Lark syntax (recommended):
val sampler = SamplerPresets.constrainWithGrammar("""
start: record (NEWLINE record)* NEWLINE?
record: field ("," field)*
field: /[^,"\n\r]+/
NEWLINE: /\r?\n/
""")
GBNF syntax (also accepted):
val sampler = SamplerPresets.constrainWithGrammar("""
file ::= record (newline record)* newline?
record ::= field ("," field)*
field ::= /[^,"\n\r]+/
newline ::= "\r\n" | "\n"
""")
The older SamplerPresets.grammar() method is deprecated. Use
SamplerPresets.constrainWithGrammar() instead — it accepts both Lark and GBNF strings.
Building custom samplers with the DSL
Sampler presets abstract away some control.
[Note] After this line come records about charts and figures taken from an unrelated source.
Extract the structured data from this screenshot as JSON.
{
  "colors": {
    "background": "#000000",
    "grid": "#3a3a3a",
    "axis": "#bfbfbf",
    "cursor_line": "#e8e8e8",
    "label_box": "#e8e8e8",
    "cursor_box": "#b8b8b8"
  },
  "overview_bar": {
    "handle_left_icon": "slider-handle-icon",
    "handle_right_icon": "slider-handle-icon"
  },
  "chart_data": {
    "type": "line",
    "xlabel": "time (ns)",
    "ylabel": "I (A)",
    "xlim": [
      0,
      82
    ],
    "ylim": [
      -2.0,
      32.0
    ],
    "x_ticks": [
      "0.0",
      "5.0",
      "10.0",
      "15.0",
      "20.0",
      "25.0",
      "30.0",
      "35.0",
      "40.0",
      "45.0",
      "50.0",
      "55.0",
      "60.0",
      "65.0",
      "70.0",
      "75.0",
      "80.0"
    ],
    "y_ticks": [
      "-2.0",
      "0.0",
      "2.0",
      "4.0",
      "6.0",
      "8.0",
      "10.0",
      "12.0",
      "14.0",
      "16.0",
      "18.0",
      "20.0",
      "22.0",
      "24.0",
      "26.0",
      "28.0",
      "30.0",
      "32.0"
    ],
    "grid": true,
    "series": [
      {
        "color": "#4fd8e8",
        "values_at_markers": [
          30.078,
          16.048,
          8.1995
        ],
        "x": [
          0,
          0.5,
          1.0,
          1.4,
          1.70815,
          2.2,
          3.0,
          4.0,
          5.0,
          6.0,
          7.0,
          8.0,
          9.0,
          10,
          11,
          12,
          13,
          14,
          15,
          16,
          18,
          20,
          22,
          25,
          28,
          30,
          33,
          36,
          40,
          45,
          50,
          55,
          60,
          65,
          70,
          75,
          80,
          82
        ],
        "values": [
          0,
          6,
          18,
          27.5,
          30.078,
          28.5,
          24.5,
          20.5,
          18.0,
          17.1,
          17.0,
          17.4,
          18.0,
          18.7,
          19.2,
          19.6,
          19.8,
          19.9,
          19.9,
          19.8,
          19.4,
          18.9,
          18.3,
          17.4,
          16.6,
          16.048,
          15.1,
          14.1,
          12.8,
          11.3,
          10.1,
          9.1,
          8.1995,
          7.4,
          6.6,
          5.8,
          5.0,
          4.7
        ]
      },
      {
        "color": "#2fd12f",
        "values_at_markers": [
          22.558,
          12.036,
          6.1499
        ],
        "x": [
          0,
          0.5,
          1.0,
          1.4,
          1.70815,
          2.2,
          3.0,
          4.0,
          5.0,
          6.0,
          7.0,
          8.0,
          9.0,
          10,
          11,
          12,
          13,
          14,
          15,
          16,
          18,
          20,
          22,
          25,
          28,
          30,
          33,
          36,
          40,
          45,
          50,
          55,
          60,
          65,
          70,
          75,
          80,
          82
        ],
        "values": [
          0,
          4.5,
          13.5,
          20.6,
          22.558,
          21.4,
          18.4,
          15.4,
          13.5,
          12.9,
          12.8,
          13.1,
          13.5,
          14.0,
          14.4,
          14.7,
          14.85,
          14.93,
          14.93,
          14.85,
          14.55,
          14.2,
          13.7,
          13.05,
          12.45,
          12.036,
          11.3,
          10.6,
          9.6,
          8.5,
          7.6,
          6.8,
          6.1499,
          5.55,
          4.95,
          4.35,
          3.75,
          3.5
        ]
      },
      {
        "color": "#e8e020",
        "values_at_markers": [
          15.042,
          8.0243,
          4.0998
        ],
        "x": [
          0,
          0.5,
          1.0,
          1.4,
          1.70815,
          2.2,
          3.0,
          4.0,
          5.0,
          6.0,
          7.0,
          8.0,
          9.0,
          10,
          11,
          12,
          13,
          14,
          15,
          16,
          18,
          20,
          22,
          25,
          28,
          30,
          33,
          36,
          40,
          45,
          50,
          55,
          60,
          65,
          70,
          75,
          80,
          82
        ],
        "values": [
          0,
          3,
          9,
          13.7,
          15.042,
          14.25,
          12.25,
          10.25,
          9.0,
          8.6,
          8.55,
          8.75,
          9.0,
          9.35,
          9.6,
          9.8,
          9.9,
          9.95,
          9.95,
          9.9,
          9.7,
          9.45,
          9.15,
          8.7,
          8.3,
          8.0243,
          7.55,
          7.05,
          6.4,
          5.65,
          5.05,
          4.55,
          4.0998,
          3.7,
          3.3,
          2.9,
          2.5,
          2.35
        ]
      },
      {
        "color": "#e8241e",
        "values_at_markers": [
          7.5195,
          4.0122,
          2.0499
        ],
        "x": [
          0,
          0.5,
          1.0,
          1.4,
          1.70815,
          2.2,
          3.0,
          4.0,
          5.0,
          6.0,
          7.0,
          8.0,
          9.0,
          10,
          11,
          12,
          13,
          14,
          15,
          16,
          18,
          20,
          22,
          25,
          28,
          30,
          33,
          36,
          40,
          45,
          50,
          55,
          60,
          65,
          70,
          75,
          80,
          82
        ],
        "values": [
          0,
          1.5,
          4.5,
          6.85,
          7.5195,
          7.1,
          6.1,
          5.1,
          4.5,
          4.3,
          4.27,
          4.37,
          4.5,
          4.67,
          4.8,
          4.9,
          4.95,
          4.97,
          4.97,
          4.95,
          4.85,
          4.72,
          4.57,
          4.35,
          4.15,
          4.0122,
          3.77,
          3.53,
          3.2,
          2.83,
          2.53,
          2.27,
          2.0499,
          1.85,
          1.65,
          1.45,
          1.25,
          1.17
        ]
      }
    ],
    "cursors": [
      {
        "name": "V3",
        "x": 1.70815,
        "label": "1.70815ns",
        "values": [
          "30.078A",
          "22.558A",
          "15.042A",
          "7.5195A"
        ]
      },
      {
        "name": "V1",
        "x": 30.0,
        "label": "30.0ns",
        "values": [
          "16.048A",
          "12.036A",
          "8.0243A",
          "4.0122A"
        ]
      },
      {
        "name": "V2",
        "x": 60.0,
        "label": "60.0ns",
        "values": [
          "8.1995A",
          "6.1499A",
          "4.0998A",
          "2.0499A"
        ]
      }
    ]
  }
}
For more advanced configurations — chaining samplers, tuning parameters — use the buildSampler DSL:
import ai.nobodywho.buildSampler
val sampler = buildSampler {
topK(40)
temperature(0.8f)
minP(0.05f)
dist()
}
val chat = Chat.fromPath(
modelPath = "./model.gguf",
sampler = sampler
)
Inside the buildSampler block, chain configuration steps (which modify the distribution) and end with a terminal step (which determines how to sample from it):
Configuration steps: topK, topP, minP, temperature, typicalP, xtc, grammar, dry, penalties
Terminal steps: dist(), greedy(), mirostatV1(), mirostatV2()
If no terminal step is called, dist() is used by default.
You can also change the sampler on an existing chat:
val newSampler = buildSampler {
temperature(1.2f)
topP(0.9f)
dist()
}
chat.setSamplerConfig(newSampler)